Today's 12z NAM valid for Friday afternoon shows a prominent backdoor frontal system pushing to our south, leaving us on the cold side of the boundary (NEXLAB).

Today’s 12z NAM valid for Friday afternoon shows a prominent backdoor frontal system pushing to our south, leaving us on the cold side of the boundary. Notice the cold, easterly winds pushing into our area off the Ocean, thanks to higher pressures t our north. Also notice the warmth to our south and southwest. (NEXLAB).

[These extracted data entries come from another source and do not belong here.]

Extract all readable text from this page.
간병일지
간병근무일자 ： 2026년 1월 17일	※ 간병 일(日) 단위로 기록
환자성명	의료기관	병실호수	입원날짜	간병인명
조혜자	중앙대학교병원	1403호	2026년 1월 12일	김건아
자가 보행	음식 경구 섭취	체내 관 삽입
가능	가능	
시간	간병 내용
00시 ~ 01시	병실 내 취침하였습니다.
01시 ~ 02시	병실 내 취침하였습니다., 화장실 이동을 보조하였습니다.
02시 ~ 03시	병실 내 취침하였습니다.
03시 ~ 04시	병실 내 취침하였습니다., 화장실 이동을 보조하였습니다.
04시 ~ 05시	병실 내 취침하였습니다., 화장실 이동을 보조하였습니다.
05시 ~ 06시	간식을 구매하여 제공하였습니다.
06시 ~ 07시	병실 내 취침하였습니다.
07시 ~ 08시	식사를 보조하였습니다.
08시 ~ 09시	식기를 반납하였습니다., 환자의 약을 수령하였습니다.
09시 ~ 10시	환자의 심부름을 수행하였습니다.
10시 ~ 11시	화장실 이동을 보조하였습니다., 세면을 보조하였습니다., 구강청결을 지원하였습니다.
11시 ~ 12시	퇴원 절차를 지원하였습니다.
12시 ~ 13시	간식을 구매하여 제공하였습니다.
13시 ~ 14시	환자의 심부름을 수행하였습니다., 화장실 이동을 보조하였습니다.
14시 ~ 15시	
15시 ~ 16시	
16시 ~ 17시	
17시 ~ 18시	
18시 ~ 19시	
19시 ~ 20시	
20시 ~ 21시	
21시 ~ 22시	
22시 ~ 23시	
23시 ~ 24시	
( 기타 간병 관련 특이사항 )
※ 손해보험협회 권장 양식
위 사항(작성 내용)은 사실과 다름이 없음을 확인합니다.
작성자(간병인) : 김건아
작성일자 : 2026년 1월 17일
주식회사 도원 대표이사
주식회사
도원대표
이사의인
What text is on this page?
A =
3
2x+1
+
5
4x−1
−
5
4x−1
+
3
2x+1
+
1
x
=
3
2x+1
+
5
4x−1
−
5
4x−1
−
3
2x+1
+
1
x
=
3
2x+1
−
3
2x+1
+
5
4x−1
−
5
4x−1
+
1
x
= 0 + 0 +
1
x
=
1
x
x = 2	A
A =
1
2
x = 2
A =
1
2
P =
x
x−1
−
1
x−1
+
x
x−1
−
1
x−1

What also happens is that due to the strong ridging out ahead of the cold front, a high pressure system develops to our north. The clockwise flow from the high pressure to our north, which also forces easterly winds to hit our area, perhaps even more-so than the storm system did. It is the boundary where one is influenced by the high pressure to the north (cold, easterly winds) and being far enough southwest to miss this influence, but have southerly winds from the low pressure and cold front where this backdoor cold front develops.

This time of year, backdoor cold fronts are often strong, happen frequently, and push relatively far south (south of us) because the Ocean temperatures in early-spring are still quite cold, especially given the cold winter we have had. Additionally, early-spring also sees more warmth to our southwest, which makes these boundaries stronger.

Because of this front, temperatures should drop into the low 40s on Thursday night and Friday, with plenty of clouds and potentially some rain around. The higher pressures to the north may put a lid on more organized lifting in the atmosphere, so heavy rain is not initially expected, but the boundary will be enough to trigger some showers.

On Friday night and Saturday morning, the cold front to the west will eventually push through, potentially leading to a brief period of moderate to heavy rain, before gradually clearing during the day on Saturday. Although we will be on the cold side of the cold front, the high pressure to the north getting pushed away will help lessen the colder marine influence, and temperatures should not be too cool this weekend — highs in the upper 50s can be expected on both Saturday and Sunday.